4. The method for surface reconstruction and new view synthesis of remote sensing scenes according to claim 3, characterized in that, The linear interpolation is expressed as: Where f represents the MLP network F θ The SDF function represented by p(t) i v) and p(t) i+1 Let f(p(t, v) represent two adjacent rays p(t, v) that satisfy the relation f(p(t, v)). i ,v))·f(p(t i+1 Sampling points where v)) < 0, t i and t i+1 p(t) i v) and p(t) i+1 , v) is the depth corresponding to the ray direction v.
5. The method for surface reconstruction and new view synthesis in remote sensing scenes according to claim 4, characterized in that, The loss function Loss volume_rendering Represented as: loss volume_rendering =|c volume_rendering -c pixel | Among them, c pixel Represents pixel p ixel The corresponding real color.
6. The method for surface reconstruction and new view synthesis in remote sensing scenes according to claim 5, characterized in that, The loss function Loss surface_rendering Represented as: loss sufacerendering =|c surface_rendering -c pixel |。 7. The method for surface reconstruction and new view synthesis of remote sensing scenes according to claim 6, characterized in that, The loss function Loss sdf Represented as: in, P represents mvs The number of spatial points in p i Indicates that it comes from p mvs Any point in space.
8. The method for surface reconstruction and new view synthesis of remote sensing scenes according to claim 7, characterized in that, The loss function weight Represented as: Among them, t i Represents the sampling point p(t) i , v) the depth corresponding to the ray direction v, t * Represents spatial point P * The depth corresponding to the ray direction v, w(t) i ) represents the sampling point p(t) i The color weights corresponding to v).

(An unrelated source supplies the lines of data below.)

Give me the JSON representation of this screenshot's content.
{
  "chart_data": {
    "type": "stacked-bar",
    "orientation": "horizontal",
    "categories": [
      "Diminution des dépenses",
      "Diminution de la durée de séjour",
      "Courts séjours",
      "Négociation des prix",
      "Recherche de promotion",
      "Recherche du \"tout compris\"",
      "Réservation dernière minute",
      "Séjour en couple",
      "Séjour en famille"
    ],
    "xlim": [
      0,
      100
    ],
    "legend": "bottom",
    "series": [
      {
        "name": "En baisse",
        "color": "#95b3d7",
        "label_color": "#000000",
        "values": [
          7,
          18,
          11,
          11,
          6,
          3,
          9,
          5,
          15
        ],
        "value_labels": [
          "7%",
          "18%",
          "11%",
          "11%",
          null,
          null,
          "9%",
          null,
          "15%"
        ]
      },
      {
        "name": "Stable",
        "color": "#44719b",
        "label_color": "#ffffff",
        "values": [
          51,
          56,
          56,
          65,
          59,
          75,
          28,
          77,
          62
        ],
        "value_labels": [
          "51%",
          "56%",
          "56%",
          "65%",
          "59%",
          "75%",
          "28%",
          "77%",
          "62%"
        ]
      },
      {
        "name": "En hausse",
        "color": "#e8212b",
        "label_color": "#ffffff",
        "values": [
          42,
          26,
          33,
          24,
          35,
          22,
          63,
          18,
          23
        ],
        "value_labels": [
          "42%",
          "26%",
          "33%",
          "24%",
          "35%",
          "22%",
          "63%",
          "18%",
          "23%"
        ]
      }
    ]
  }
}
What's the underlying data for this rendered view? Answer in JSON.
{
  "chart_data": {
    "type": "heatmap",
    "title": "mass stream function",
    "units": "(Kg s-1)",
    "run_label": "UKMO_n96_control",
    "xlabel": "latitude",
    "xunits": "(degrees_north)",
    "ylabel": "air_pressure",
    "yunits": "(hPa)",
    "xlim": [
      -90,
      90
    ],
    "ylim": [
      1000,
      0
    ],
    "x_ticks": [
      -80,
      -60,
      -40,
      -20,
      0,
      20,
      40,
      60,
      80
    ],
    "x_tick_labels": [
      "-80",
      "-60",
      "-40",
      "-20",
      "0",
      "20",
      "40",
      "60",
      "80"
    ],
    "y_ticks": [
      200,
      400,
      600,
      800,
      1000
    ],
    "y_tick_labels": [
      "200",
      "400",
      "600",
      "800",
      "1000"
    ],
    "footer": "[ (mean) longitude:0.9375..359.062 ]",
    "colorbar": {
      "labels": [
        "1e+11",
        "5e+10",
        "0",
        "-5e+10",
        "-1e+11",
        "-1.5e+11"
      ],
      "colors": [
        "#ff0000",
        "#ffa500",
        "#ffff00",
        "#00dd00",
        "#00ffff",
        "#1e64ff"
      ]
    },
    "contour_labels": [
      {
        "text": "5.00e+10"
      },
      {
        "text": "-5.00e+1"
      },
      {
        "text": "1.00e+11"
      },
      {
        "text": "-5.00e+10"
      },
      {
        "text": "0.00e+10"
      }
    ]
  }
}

9. A method for surface reconstruction and new view synthesis in remote sensing scenes according to claim 8, characterized in that, The loss function Loss photo Represented as: Among them, NCC(I′) r (q i ), I′ s (q is )) represents image block I′ r (q i ) and ′(q is Normalized cross-correlation between ) 10. A method for surface reconstruction and new view synthesis in a remote sensing scene according to claim 9, characterized in that, The NCC(I′) r (q i ), I′ s (q is )) is represented as: Where Cov represents covariance and Var represents variance.